Secret Detection post-processing and revocation (ULTIMATE)

GitLab.com and self-managed supports running post-processing hooks after detecting a secret. These hooks can perform actions, like notifying the vendor that issued the secret. The vendor can then confirm the credentials and take remediation actions, like:

  • Revoking a secret.
  • Reissuing a secret.
  • Notifying the creator of the secret.

GitLab supports post-processing for the following vendors and secrets:

Vendor Secret GitLab.com Self-managed
GitLab Personal access tokens 15.9 and later
Amazon Web Services (AWS) IAM access keys

Component legend

Feature availability

Enabled for non-default branches in GitLab 15.11.

Credentials are only post-processed when Secret Detection finds them:

  • In public projects, because publicly exposed credentials pose an increased threat. Expansion to private projects is considered in issue 391379.
  • In projects with GitLab Ultimate, for technical reasons. Expansion to all tiers is tracked in issue 391763.

Partner program for leaked-credential notifications

GitLab notifies partners when credentials they issue are leaked in public repositories on GitLab.com. If you operate a cloud or SaaS product and you're interested in receiving these notifications, learn more in epic 4944. Partners must implement a revocation receiver service, which is called by the Token Revocation API.

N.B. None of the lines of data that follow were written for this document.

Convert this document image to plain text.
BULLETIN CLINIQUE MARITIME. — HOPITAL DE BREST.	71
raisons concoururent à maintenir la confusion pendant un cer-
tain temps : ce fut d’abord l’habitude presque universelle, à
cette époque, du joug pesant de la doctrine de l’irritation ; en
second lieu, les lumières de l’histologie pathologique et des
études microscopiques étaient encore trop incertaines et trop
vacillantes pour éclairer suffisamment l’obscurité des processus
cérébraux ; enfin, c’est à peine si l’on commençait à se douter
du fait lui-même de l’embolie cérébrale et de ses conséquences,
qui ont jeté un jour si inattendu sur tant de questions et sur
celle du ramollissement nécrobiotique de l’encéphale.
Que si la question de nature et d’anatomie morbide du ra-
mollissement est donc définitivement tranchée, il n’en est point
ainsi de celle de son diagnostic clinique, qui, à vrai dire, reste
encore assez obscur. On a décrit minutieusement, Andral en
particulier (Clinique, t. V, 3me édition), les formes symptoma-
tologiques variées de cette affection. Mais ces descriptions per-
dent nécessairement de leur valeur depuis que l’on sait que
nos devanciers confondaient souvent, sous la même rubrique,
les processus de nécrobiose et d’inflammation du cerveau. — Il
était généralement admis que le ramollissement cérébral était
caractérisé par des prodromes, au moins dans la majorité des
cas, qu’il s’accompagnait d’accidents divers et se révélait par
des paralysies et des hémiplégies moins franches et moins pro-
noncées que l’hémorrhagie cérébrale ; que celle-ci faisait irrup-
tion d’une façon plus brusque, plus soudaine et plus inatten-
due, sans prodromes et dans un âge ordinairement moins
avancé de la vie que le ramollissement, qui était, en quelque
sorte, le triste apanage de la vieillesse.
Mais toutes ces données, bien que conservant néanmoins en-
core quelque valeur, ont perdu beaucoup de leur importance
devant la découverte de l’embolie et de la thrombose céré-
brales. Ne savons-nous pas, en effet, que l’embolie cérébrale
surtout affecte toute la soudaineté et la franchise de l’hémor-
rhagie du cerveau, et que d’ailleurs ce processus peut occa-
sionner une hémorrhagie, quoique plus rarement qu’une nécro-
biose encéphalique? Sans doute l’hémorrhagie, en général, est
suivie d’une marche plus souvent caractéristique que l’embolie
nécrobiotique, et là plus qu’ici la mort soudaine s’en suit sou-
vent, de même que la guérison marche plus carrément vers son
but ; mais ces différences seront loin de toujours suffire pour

Implement a revocation receiver service

A revocation receiver service integrates with a GitLab instance's Token Revocation API to receive and respond to leaked token revocation requests. The service should be a publicly accessible HTTP API that is idempotent and rate-limited. Requests to your service from the Token Revocation API look similar to the example below:

POST / HTTP/2
Accept: */*
Content-Type: application/json
X-Gitlab-Token: MYSECRETTOKEN

[
  {"type": "my_api_token", "token":"XXXXXXXXXXXXXXXX","url": "https://example.com/some-repo/~/raw/abcdefghijklmnop/compromisedfile1.java"}
]

In this example, Secret Detection has determined that an instance of my_api_token has been leaked. The value of the token is provided to you, in addition to a publicly accessible URL to the raw content of the file containing the leaked token.

High-level architecture

This diagram describes how a post-processing hook revokes a secret in the GitLab application:

sequenceDiagram
    autonumber
    GitLab Rails-->+GitLab Rails: gl-secret-detection-report.json
    GitLab Rails->>+Sidekiq: StoreScansService
    Sidekiq-->+Sidekiq: ScanSecurityReportSecretsWorker
    Sidekiq-->+Token Revocation API: GET revocable keys types
    Token Revocation API-->>-Sidekiq: OK
    Sidekiq->>+Token Revocation API: POST revoke revocable keys
    Token Revocation API-->>-Sidekiq: ACCEPTED
    Token Revocation API-->>+Receiver Service: revoke revocable keys
    Receiver Service-->>+Token Revocation API: ACCEPTED
  1. A pipeline with a Secret Detection job completes, producing a scan report (1).
  2. The report is processed (2) by a service class, which schedules an asynchronous worker if token revocation is possible.
  3. The asynchronous worker (3) communicates with an externally deployed HTTP service (4 and 5) to determine which kinds of secrets can be automatically revoked.
  4. The worker sends (6 and 7) the list of detected secrets which the Token Revocation API is able to revoke.
  5. The Token Revocation API sends (8 and 9) each revocable token to their respective vendor's receiver service.